Electronically inclined art-pop quartet Hundred Waters have announced their return to European shores with a 20-date headline tour this autumn. The UK leg of the tour includes a show here in Cambridge, at The Portland Arms on 21 October. The band released their sophomore record earlier this year and it was a triumph which featured increased attention to complex rhythms and lush textures buoyed by Nicole Miglis’s breathtaking, virtuosic vocals.
Also on the 21st, living legend and creator of some of the greatest guitar riffs of all time, Johnny Marr, returns to Cambridge. Marr’s Corn Exchange show coincides with the release of his second solo album Playland earlier in the month. October also sees the return of The Subways to Cambridge. Welwyn Garden City’s finest play The Portland Arms on the 29th.

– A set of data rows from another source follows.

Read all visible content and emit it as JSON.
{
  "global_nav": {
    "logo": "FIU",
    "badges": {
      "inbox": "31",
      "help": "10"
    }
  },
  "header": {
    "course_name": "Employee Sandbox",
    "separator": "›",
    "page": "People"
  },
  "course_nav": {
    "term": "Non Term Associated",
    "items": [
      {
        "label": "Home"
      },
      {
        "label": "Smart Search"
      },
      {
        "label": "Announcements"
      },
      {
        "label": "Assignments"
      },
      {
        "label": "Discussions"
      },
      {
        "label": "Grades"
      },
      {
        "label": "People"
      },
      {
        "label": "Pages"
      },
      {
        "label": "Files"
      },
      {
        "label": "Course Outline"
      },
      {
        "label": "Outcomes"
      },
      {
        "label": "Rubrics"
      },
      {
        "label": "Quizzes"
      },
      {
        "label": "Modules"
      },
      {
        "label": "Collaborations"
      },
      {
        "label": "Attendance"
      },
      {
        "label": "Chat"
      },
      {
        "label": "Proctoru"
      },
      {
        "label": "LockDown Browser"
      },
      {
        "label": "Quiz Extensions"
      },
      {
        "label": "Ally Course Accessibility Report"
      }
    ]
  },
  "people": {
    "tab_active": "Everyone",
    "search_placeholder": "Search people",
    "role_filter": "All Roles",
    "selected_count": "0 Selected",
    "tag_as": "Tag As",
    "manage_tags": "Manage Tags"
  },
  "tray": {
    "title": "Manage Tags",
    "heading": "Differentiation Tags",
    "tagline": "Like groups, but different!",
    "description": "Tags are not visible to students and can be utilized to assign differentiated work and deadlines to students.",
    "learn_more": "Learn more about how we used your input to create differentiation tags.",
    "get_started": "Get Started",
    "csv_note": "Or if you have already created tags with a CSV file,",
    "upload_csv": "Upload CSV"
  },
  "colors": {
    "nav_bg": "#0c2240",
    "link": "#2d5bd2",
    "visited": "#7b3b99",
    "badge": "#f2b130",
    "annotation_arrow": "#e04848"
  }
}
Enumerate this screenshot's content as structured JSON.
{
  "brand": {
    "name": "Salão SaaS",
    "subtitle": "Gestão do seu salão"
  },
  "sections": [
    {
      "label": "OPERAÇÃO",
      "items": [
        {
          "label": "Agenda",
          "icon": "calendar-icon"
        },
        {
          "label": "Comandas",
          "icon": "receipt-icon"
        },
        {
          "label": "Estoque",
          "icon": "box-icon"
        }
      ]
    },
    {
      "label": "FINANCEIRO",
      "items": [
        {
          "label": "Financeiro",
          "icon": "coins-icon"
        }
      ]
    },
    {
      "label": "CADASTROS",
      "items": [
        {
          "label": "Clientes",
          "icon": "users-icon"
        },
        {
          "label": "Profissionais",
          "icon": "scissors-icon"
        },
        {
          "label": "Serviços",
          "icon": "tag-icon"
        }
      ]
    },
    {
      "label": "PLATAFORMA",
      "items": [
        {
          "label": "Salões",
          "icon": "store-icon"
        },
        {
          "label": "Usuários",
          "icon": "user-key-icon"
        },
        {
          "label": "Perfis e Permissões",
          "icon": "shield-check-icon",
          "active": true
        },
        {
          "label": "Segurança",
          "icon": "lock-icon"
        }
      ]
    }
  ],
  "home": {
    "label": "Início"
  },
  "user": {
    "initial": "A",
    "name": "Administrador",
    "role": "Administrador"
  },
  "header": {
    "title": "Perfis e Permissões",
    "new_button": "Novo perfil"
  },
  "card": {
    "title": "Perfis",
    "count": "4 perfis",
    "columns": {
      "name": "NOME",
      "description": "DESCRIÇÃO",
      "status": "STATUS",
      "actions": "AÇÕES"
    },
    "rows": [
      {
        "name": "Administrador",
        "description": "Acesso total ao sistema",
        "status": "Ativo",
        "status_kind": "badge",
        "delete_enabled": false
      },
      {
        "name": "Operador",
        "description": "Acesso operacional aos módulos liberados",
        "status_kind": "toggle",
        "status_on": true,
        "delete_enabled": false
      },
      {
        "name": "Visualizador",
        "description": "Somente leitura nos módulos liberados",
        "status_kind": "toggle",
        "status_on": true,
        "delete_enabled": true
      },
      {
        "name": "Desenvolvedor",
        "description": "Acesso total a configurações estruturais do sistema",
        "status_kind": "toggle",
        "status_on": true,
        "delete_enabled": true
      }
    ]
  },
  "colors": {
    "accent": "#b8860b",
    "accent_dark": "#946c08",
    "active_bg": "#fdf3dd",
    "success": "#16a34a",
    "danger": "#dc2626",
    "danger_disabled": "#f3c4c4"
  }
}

The band has recently completed work on their fourth album, so expect some new ones to be road-tested alongside their better-known tracks. West Country folk singer, songwriter and multi-instrumentalist Seth Lakeman returns to Cambridge to play the Corn Exchange on 22 October. Lakeman is touring his latest album, Word of Mouth, an album on which he unearthed hidden histories and unsung heroes to commemorate in song from in and around his native Devon and Cornwall.
Nick Mulvey plays a home town show this month, and he has much to celebrate on his return to Cambridge Junction on the 17th. 2014 has seen Mulvey’s mesmerising debut album met with widespread acclaim and a Mercury Prize nomination, and this summer has seen him filling festival tents to bursting point, commanding huge audiences everywhere from Glastonbury’s Pyramid stage to Green Man and Bestival.
Finally, we end with a mention for this year’s Oxjam event. Taking place on Saturday 18 October, Oxjam Cambridge has a whole host of local acts covering a wide variety of different genres playing across five venues along Hills Road and Regent Street in the heart of town, with all profits from the event going to Oxfam.